Carmen dijo adiós a Miguel un día. Un día en que, sin saberlo, le dio el último; y es que a veces perdemos cosas que ya no volvemos a ver, y no nos pesan. Pero esas son cosas. Carmen dijo un adiós que le pesa como el peso de diez mil adioses dados todos juntos. Ese fue un día que ve con justificado amargor hoy. Ciertamente pesa dar un adiós que no sabías iba a ser el último. Ellos se citaron en la plaza del pueblo aquel día en que a Miguel se le escapó decir que por la noche se iría a los Estados Unidos para volver en 3 años y casarse.

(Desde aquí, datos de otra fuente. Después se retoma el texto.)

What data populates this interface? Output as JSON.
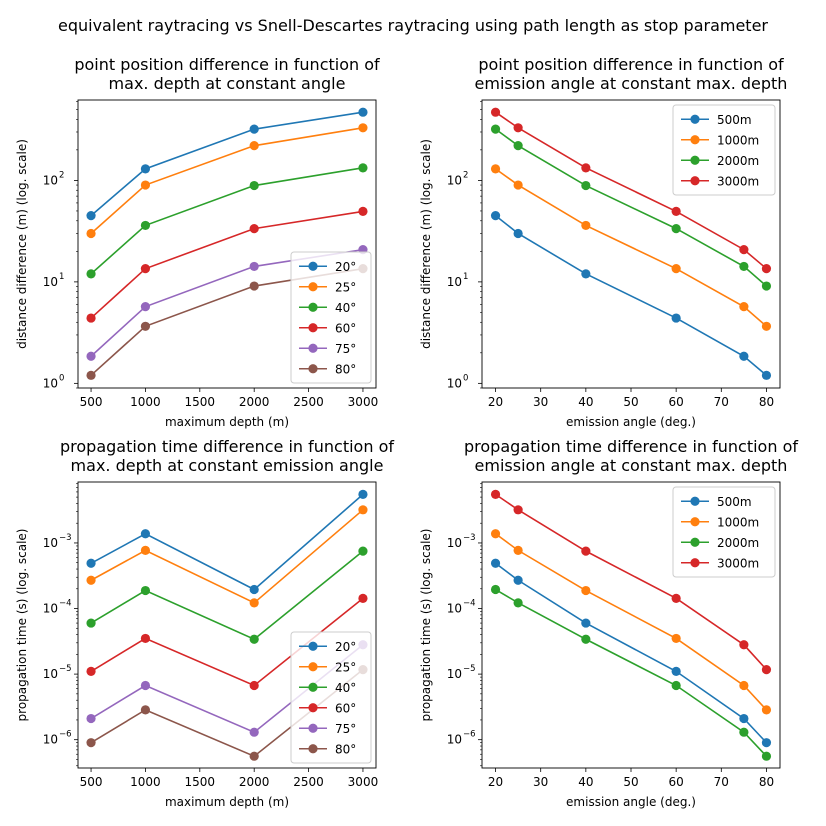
{
  "suptitle": "equivalent raytracing vs Snell-Descartes raytracing using path length as stop parameter",
  "colors": {
    "blue": "#1f77b4",
    "orange": "#ff7f0e",
    "green": "#2ca02c",
    "red": "#d62728",
    "purple": "#9467bd",
    "brown": "#8c564b"
  },
  "chart_data": [
    {
      "type": "line",
      "title": "point position difference in function of\nmax. depth at constant angle",
      "xlabel": "maximum depth (m)",
      "ylabel": "distance difference (m) (log. scale)",
      "yscale": "log",
      "xlim": [
        380,
        3120
      ],
      "ylim": [
        0.9,
        620
      ],
      "xticks": [
        500,
        1000,
        1500,
        2000,
        2500,
        3000
      ],
      "xtick_labels": [
        "500",
        "1000",
        "1500",
        "2000",
        "2500",
        "3000"
      ],
      "yticks": [
        1,
        10,
        100
      ],
      "ytick_labels": [
        "10",
        "10",
        "10"
      ],
      "ytick_exponents": [
        "0",
        "1",
        "2"
      ],
      "legend_position": "lower right",
      "x": [
        500,
        1000,
        2000,
        3000
      ],
      "series": [
        {
          "name": "20°",
          "color": "#1f77b4",
          "values": [
            45,
            130,
            320,
            470
          ]
        },
        {
          "name": "25°",
          "color": "#ff7f0e",
          "values": [
            30,
            90,
            220,
            330
          ]
        },
        {
          "name": "40°",
          "color": "#2ca02c",
          "values": [
            12,
            36,
            89,
            133
          ]
        },
        {
          "name": "60°",
          "color": "#d62728",
          "values": [
            4.4,
            13.5,
            33.5,
            49.5
          ]
        },
        {
          "name": "75°",
          "color": "#9467bd",
          "values": [
            1.85,
            5.7,
            14.2,
            20.8
          ]
        },
        {
          "name": "80°",
          "color": "#8c564b",
          "values": [
            1.2,
            3.65,
            9.1,
            13.5
          ]
        }
      ]
    },
    {
      "type": "line",
      "title": "point position difference in function of\nemission angle at constant max. depth",
      "xlabel": "emission angle (deg.)",
      "ylabel": "distance difference (m) (log. scale)",
      "yscale": "log",
      "xlim": [
        17,
        83
      ],
      "ylim": [
        0.9,
        620
      ],
      "xticks": [
        20,
        30,
        40,
        50,
        60,
        70,
        80
      ],
      "xtick_labels": [
        "20",
        "30",
        "40",
        "50",
        "60",
        "70",
        "80"
      ],
      "yticks": [
        1,
        10,
        100
      ],
      "ytick_labels": [
        "10",
        "10",
        "10"
      ],
      "ytick_exponents": [
        "0",
        "1",
        "2"
      ],
      "legend_position": "upper right",
      "x": [
        20,
        25,
        40,
        60,
        75,
        80
      ],
      "series": [
        {
          "name": "500m",
          "color": "#1f77b4",
          "values": [
            45,
            30,
            12,
            4.4,
            1.85,
            1.2
          ]
        },
        {
          "name": "1000m",
          "color": "#ff7f0e",
          "values": [
            130,
            90,
            36,
            13.5,
            5.7,
            3.65
          ]
        },
        {
          "name": "2000m",
          "color": "#2ca02c",
          "values": [
            320,
            220,
            89,
            33.5,
            14.2,
            9.1
          ]
        },
        {
          "name": "3000m",
          "color": "#d62728",
          "values": [
            470,
            330,
            133,
            49.5,
            20.8,
            13.5
          ]
        }
      ]
    },
    {
      "type": "line",
      "title": "propagation time difference in function of\nmax. depth at constant emission angle",
      "xlabel": "maximum depth (m)",
      "ylabel": "propagation time (s) (log. scale)",
      "yscale": "log",
      "xlim": [
        380,
        3120
      ],
      "ylim": [
        3.7e-07,
        0.0085
      ],
      "xticks": [
        500,
        1000,
        1500,
        2000,
        2500,
        3000
      ],
      "xtick_labels": [
        "500",
        "1000",
        "1500",
        "2000",
        "2500",
        "3000"
      ],
      "yticks": [
        1e-06,
        1e-05,
        0.0001,
        0.001
      ],
      "ytick_labels": [
        "10",
        "10",
        "10",
        "10"
      ],
      "ytick_exponents": [
        "−6",
        "−5",
        "−4",
        "−3"
      ],
      "legend_position": "lower right",
      "x": [
        500,
        1000,
        2000,
        3000
      ],
      "series": [
        {
          "name": "20°",
          "color": "#1f77b4",
          "values": [
            0.00049,
            0.00138,
            0.000195,
            0.0055
          ]
        },
        {
          "name": "25°",
          "color": "#ff7f0e",
          "values": [
            0.00027,
            0.00077,
            0.000122,
            0.0032
          ]
        },
        {
          "name": "40°",
          "color": "#2ca02c",
          "values": [
            6e-05,
            0.000188,
            3.4e-05,
            0.00075
          ]
        },
        {
          "name": "60°",
          "color": "#d62728",
          "values": [
            1.1e-05,
            3.5e-05,
            6.7e-06,
            0.000143
          ]
        },
        {
          "name": "75°",
          "color": "#9467bd",
          "values": [
            2.1e-06,
            6.7e-06,
            1.3e-06,
            2.8e-05
          ]
        },
        {
          "name": "80°",
          "color": "#8c564b",
          "values": [
            9e-07,
            2.85e-06,
            5.6e-07,
            1.17e-05
          ]
        }
      ]
    },
    {
      "type": "line",
      "title": "propagation time difference in function of\nemission angle at constant max. depth",
      "xlabel": "emission angle (deg.)",
      "ylabel": "propagation time (s) (log. scale)",
      "yscale": "log",
      "xlim": [
        17,
        83
      ],
      "ylim": [
        3.7e-07,
        0.0085
      ],
      "xticks": [
        20,
        30,
        40,
        50,
        60,
        70,
        80
      ],
      "xtick_labels": [
        "20",
        "30",
        "40",
        "50",
        "60",
        "70",
        "80"
      ],
      "yticks": [
        1e-06,
        1e-05,
        0.0001,
        0.001
      ],
      "ytick_labels": [
        "10",
        "10",
        "10",
        "10"
      ],
      "ytick_exponents": [
        "−6",
        "−5",
        "−4",
        "−3"
      ],
      "legend_position": "upper right",
      "x": [
        20,
        25,
        40,
        60,
        75,
        80
      ],
      "series": [
        {
          "name": "500m",
          "color": "#1f77b4",
          "values": [
            0.00049,
            0.00027,
            6e-05,
            1.1e-05,
            2.1e-06,
            9e-07
          ]
        },
        {
          "name": "1000m",
          "color": "#ff7f0e",
          "values": [
            0.00138,
            0.00077,
            0.000188,
            3.5e-05,
            6.7e-06,
            2.85e-06
          ]
        },
        {
          "name": "2000m",
          "color": "#2ca02c",
          "values": [
            0.000195,
            0.000122,
            3.4e-05,
            6.7e-06,
            1.3e-06,
            5.6e-07
          ]
        },
        {
          "name": "3000m",
          "color": "#d62728",
          "values": [
            0.0055,
            0.0032,
            0.00075,
            0.000143,
            2.8e-05,
            1.17e-05
          ]
        }
      ]
    }
  ]
}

La Carmen que se le secaron los ojos cuando pasaron los días y ya no supo nada más de su prometido, que quizá sí o quizá no logró cruzar el desierto, en busca de su sueño. Carmen ya no es la misma, pues antes no cargaba ni un adiós en la cabeza ni en la espalda, mucho menos en el corazón.
Xóchitl, de 12 años, calla. Pocos recuerdan el sonido de las palabras que decía. Ya nadie sabe qué tanto calla pues habla casi nada. Todos olvidaron ya el timbre de su voz. A la Xóchitl que leía en voz alta poemas en su escuela primaria le apagaron la voz las ráfagas de balas que cortaron de tajo y masacralmente la garganta de su hermano menor, Carlos, que iba tomado de su mano cruzando la calle en el día del operativo. Ellos iban rumbo a la escuela. El maldito día del maldito operativo que a decir de las malditas autoridades "se salió de control" y que "lamentaban profundamente la muerte de civiles". Ese, el mismo día que sus padres trabajaron hasta tarde y en su trabajo recibieron esa maldita llamada. El maldito día de las malditas balas que también atravesaron la garganta de Xóchitl, aún sin tocarla.
Esta noche en la mesa hay dos lugares vacíos, cinco mentes ausentes, cinco bocas que se abren sólo para comer; diez manos que se mueven para llevar la comida a las cinco bocas de los cinco cuerpos sobre los que pesan los ochenta y seis kilos de peso que pesaba el abuelo, y los setenta y nueve de la abuela, que hace veintisiete y cuarenta y cinco días respectivamente dejaron de ser dos cuerpos en dos camas de un hospital para volverse dos números más (o dos números menos, depende de cómo se vea), o - lo que es lo mismo - dos muertos de una pandemia. Y se volvieron llanos números también del espectáculo televisivo de tragicomedia nacional que noche a noche transmite a un indolente y su pequeña horda de fanáticos, que hablan de muertos como si fueran granos de sal. Perdón, como si fueran sólo números. Dos enfermos más, dos muertos más, dos lugares vacíos en la cena de Navidad, a ellos qué les importan. Ni los abuelos ni los trescientos mil, cuatrocientos mil, o cualesquiera sean los números que se lleguen a morir. Perdón, que se lleguen a 'acumular'.